Edit - There is indeed a way to explicitly change the global scope variable inside local scope having same variable name ( only if global variable is not declared static )

int x = 9;

int f()
{
    static int x = 0;
    
    {
       extern int x;
       x += 1;
    }
    
    return x;
}

int main()
{
   printf("Value is %d", f());
   return 0;
}

Produces 0

Answer 3

Once conceptually, program control reaches the local declaration of x in f, the global x is shadowed. No syntax exists in C for accessing the global x.

Other than renaming one of the variables,

int f()
{
    int* y = &x; // still refers to the global x
    static int x = 0;
    x += 1;
    *y += 1; // increments the global x via the pointer
    return x;
}

is an option, although not particularly sensible.

Answer 4

Q1. The language was intentionally designed this way so that we don't have to worry about what identifiers that reside in the global namespace - there can be quite a lot of them in large projects.

Internally the compiler doesn't use variable names at all, but sometimes their names must preserved for the purpose of generating debugger files (like ELF etc). In such situations, the compiler uses something called "name mangling" to keep the two variables separate internally. For example if I disassemble your code with gcc x86 and no optimizations, it names the local one x.0 internally, where the .0 thing is a compiler-specific addition, not to be confused with valid C syntax.

Q2. From inside the function f where the local x is visible, you can't. Unless you explicitly pass along a pointer to the other variable through a parameter etc. Again, we wouldn't want to change file scope variable values by accident.

Answer 5

Q1-inside f(), there is a local static varaible x defined, and there is gloabal variable also called x, isn't it a conflict to the compiler and linker?

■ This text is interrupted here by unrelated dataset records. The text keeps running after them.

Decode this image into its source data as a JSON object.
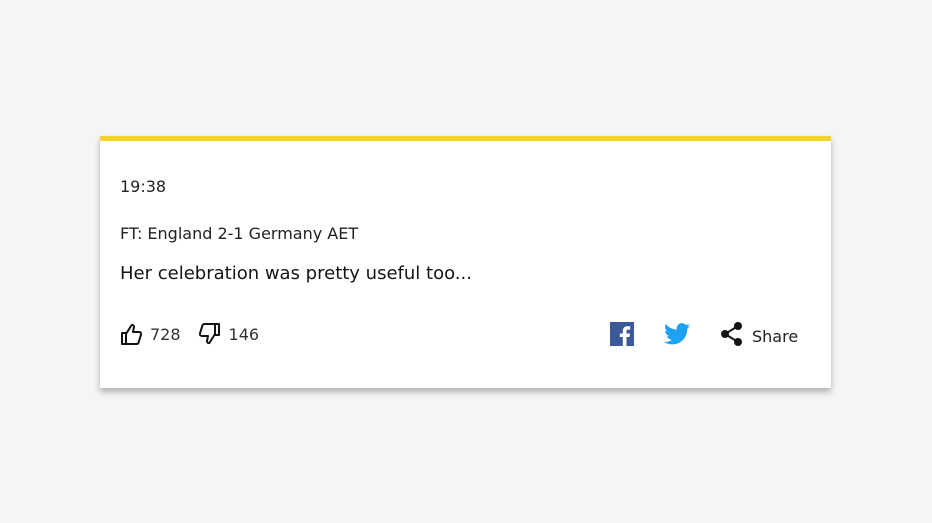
{
  "post": {
    "time": "19:38",
    "subtitle": "FT: England 2-1 Germany AET",
    "body": "Her celebration was pretty useful too..."
  },
  "reactions": {
    "like_count": "728",
    "dislike_count": "146",
    "like_icon": "thumbs-up-icon",
    "dislike_icon": "thumbs-down-icon"
  },
  "social": {
    "facebook_icon": "facebook-icon",
    "twitter_icon": "twitter-icon",
    "share_icon": "share-icon",
    "share_label": "Share"
  },
  "colors": {
    "accent_bar": "#f5cf3f",
    "facebook": "#3b5998",
    "twitter": "#1da1f2"
  }
}
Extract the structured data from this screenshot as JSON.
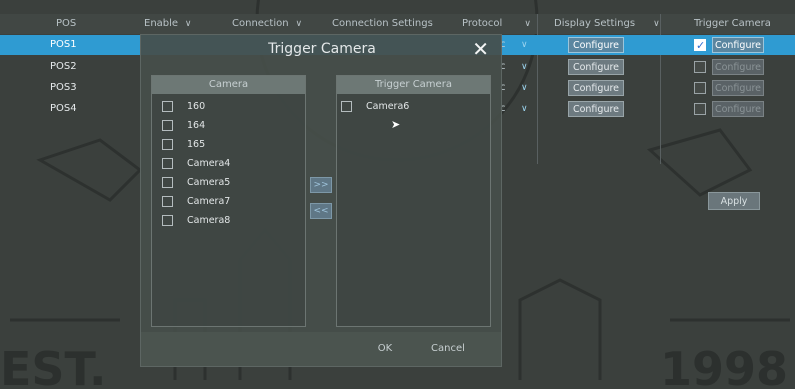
{
  "table": {
    "headers": [
      {
        "label": "POS",
        "chevron": false
      },
      {
        "label": "Enable",
        "chevron": true
      },
      {
        "label": "Connection",
        "chevron": true
      },
      {
        "label": "Connection Settings",
        "chevron": false
      },
      {
        "label": "Protocol",
        "chevron": true
      },
      {
        "label": "Display Settings",
        "chevron": true
      },
      {
        "label": "Trigger Camera",
        "chevron": false
      }
    ],
    "rows": [
      {
        "pos": "POS1",
        "protocol_tail": "c",
        "display": "Configure",
        "trigger_checked": true,
        "trigger": "Configure",
        "selected": true
      },
      {
        "pos": "POS2",
        "protocol_tail": "c",
        "display": "Configure",
        "trigger_checked": false,
        "trigger": "Configure",
        "selected": false
      },
      {
        "pos": "POS3",
        "protocol_tail": "c",
        "display": "Configure",
        "trigger_checked": false,
        "trigger": "Configure",
        "selected": false
      },
      {
        "pos": "POS4",
        "protocol_tail": "c",
        "display": "Configure",
        "trigger_checked": false,
        "trigger": "Configure",
        "selected": false
      }
    ],
    "apply_label": "Apply"
  },
  "background": {
    "left_text": "EST.",
    "right_text": "1998"
  },
  "dialog": {
    "title": "Trigger Camera",
    "close_icon": "close-icon",
    "camera_panel": {
      "header": "Camera",
      "items": [
        "160",
        "164",
        "165",
        "Camera4",
        "Camera5",
        "Camera7",
        "Camera8"
      ]
    },
    "trigger_panel": {
      "header": "Trigger Camera",
      "items": [
        "Camera6"
      ]
    },
    "add_label": ">>",
    "remove_label": "<<",
    "ok_label": "OK",
    "cancel_label": "Cancel"
  },
  "colors": {
    "selected_row": "#2f9bd2",
    "background": "#3b403d"
  }
}
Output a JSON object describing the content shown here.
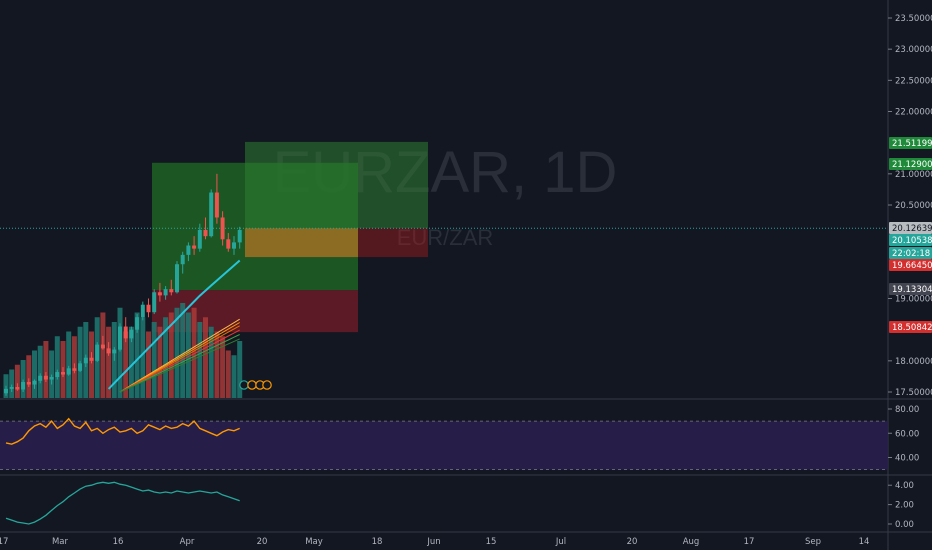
{
  "chart_data": {
    "type": "candlestick",
    "symbol": "EURZAR, 1D",
    "symbol_sub": "EUR/ZAR",
    "main_y_ticks": [
      "23.50000",
      "23.00000",
      "22.50000",
      "22.00000",
      "21.00000",
      "20.50000",
      "19.00000",
      "18.00000",
      "17.50000"
    ],
    "main_y_values": [
      23.5,
      23.0,
      22.5,
      22.0,
      21.0,
      20.5,
      19.0,
      18.0,
      17.5
    ],
    "price_labels": [
      {
        "text": "21.51199",
        "value": 21.51199,
        "color": "#26a69a",
        "bg": "#1f8a3a"
      },
      {
        "text": "21.12900",
        "value": 21.129,
        "color": "#26a69a",
        "bg": "#1f8a3a"
      },
      {
        "text": "20.12639",
        "value": 20.12639,
        "color": "#26a69a",
        "bg": "#a8b0b3"
      },
      {
        "text": "20.10538",
        "value": 20.10538,
        "color": "#26a69a",
        "bg": "#26a69a"
      },
      {
        "text": "22:02:18",
        "value": 19.93,
        "color": "#26a69a",
        "bg": "#26a69a"
      },
      {
        "text": "19.66450",
        "value": 19.6645,
        "color": "#ef5350",
        "bg": "#d32f2f"
      },
      {
        "text": "19.13304",
        "value": 19.13304,
        "color": "#434651",
        "bg": "#434651"
      },
      {
        "text": "18.50842",
        "value": 18.50842,
        "color": "#ef5350",
        "bg": "#d32f2f"
      }
    ],
    "rsi_ticks": [
      "80.00",
      "60.00",
      "40.00"
    ],
    "rsi_values": [
      80,
      60,
      40
    ],
    "osc_ticks": [
      "4.00",
      "2.00",
      "0.00"
    ],
    "osc_values": [
      4,
      2,
      0
    ],
    "x_ticks": [
      "17",
      "Mar",
      "16",
      "Apr",
      "20",
      "May",
      "18",
      "Jun",
      "15",
      "Jul",
      "20",
      "Aug",
      "17",
      "Sep",
      "14"
    ],
    "candles": [
      [
        17.48,
        17.6,
        17.44,
        17.55
      ],
      [
        17.55,
        17.62,
        17.5,
        17.58
      ],
      [
        17.58,
        17.64,
        17.52,
        17.54
      ],
      [
        17.54,
        17.7,
        17.5,
        17.66
      ],
      [
        17.66,
        17.72,
        17.58,
        17.62
      ],
      [
        17.62,
        17.7,
        17.55,
        17.68
      ],
      [
        17.68,
        17.8,
        17.64,
        17.76
      ],
      [
        17.76,
        17.82,
        17.66,
        17.7
      ],
      [
        17.7,
        17.78,
        17.62,
        17.74
      ],
      [
        17.74,
        17.86,
        17.7,
        17.82
      ],
      [
        17.82,
        17.9,
        17.74,
        17.78
      ],
      [
        17.78,
        17.92,
        17.76,
        17.88
      ],
      [
        17.88,
        17.96,
        17.8,
        17.84
      ],
      [
        17.84,
        18.0,
        17.82,
        17.96
      ],
      [
        17.96,
        18.1,
        17.9,
        18.05
      ],
      [
        18.05,
        18.14,
        17.96,
        18.0
      ],
      [
        18.0,
        18.3,
        17.98,
        18.26
      ],
      [
        18.26,
        18.4,
        18.18,
        18.2
      ],
      [
        18.2,
        18.3,
        18.08,
        18.12
      ],
      [
        18.12,
        18.22,
        18.0,
        18.18
      ],
      [
        18.18,
        18.6,
        18.15,
        18.55
      ],
      [
        18.55,
        18.7,
        18.3,
        18.36
      ],
      [
        18.36,
        18.55,
        18.3,
        18.5
      ],
      [
        18.5,
        18.75,
        18.45,
        18.7
      ],
      [
        18.7,
        18.95,
        18.65,
        18.9
      ],
      [
        18.9,
        19.0,
        18.7,
        18.78
      ],
      [
        18.78,
        19.15,
        18.75,
        19.1
      ],
      [
        19.1,
        19.25,
        18.95,
        19.05
      ],
      [
        19.05,
        19.2,
        18.98,
        19.15
      ],
      [
        19.15,
        19.3,
        19.05,
        19.1
      ],
      [
        19.1,
        19.6,
        19.08,
        19.55
      ],
      [
        19.55,
        19.75,
        19.4,
        19.7
      ],
      [
        19.7,
        19.9,
        19.6,
        19.85
      ],
      [
        19.85,
        20.0,
        19.7,
        19.8
      ],
      [
        19.8,
        20.2,
        19.75,
        20.1
      ],
      [
        20.1,
        20.3,
        19.95,
        20.0
      ],
      [
        20.0,
        20.75,
        19.98,
        20.7
      ],
      [
        20.7,
        21.0,
        20.2,
        20.3
      ],
      [
        20.3,
        20.4,
        19.85,
        19.95
      ],
      [
        19.95,
        20.05,
        19.75,
        19.8
      ],
      [
        19.8,
        20.0,
        19.7,
        19.9
      ],
      [
        19.9,
        20.15,
        19.8,
        20.1
      ]
    ],
    "rsi": [
      52,
      51,
      53,
      56,
      62,
      66,
      68,
      65,
      70,
      64,
      67,
      72,
      66,
      64,
      69,
      62,
      64,
      60,
      63,
      65,
      61,
      62,
      64,
      60,
      62,
      67,
      65,
      63,
      66,
      64,
      65,
      68,
      66,
      70,
      64,
      62,
      60,
      58,
      61,
      63,
      62,
      64
    ],
    "osc": [
      0.6,
      0.4,
      0.2,
      0.1,
      0.0,
      0.2,
      0.5,
      0.9,
      1.4,
      1.9,
      2.3,
      2.8,
      3.2,
      3.6,
      3.9,
      4.0,
      4.2,
      4.3,
      4.2,
      4.3,
      4.1,
      4.0,
      3.8,
      3.6,
      3.4,
      3.5,
      3.3,
      3.2,
      3.3,
      3.2,
      3.4,
      3.3,
      3.2,
      3.3,
      3.4,
      3.3,
      3.2,
      3.3,
      3.0,
      2.8,
      2.6,
      2.4
    ],
    "volume": [
      0.25,
      0.3,
      0.35,
      0.4,
      0.45,
      0.5,
      0.55,
      0.6,
      0.5,
      0.65,
      0.6,
      0.7,
      0.65,
      0.75,
      0.8,
      0.7,
      0.85,
      0.9,
      0.75,
      0.8,
      0.95,
      0.7,
      0.75,
      0.9,
      0.85,
      0.7,
      0.8,
      0.75,
      0.85,
      0.9,
      0.95,
      1.0,
      0.9,
      0.95,
      0.8,
      0.85,
      0.75,
      0.7,
      0.65,
      0.5,
      0.45,
      0.6
    ],
    "position_long": {
      "entry": 20.12639,
      "target": 21.51199,
      "stop": 19.6645,
      "color_profit": "#1b5e20",
      "color_loss": "#6d1c25"
    },
    "position_old": {
      "entry": 19.13304,
      "target": 21.129,
      "stop": 18.50842
    }
  },
  "colors": {
    "up": "#26a69a",
    "down": "#ef5350",
    "ema": "#26c6da",
    "rsi": "#ff9800",
    "osc": "#26a69a",
    "bg": "#131722",
    "grid": "#1e222d"
  }
}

No, the function always treats the local variable name first. The local name x in function f shadows the global name x.

Q2-when I run it, the output is 1, which means that the x in x += 1; is the local static varaible x, not the gloabal variable x.But I could have mean "increment the global variable x", how can I do it?

It's the same as your first question. You call f() which uses the local variable name x, which shadows the global name x. If you want the global x, you need to use it directly, not via function f.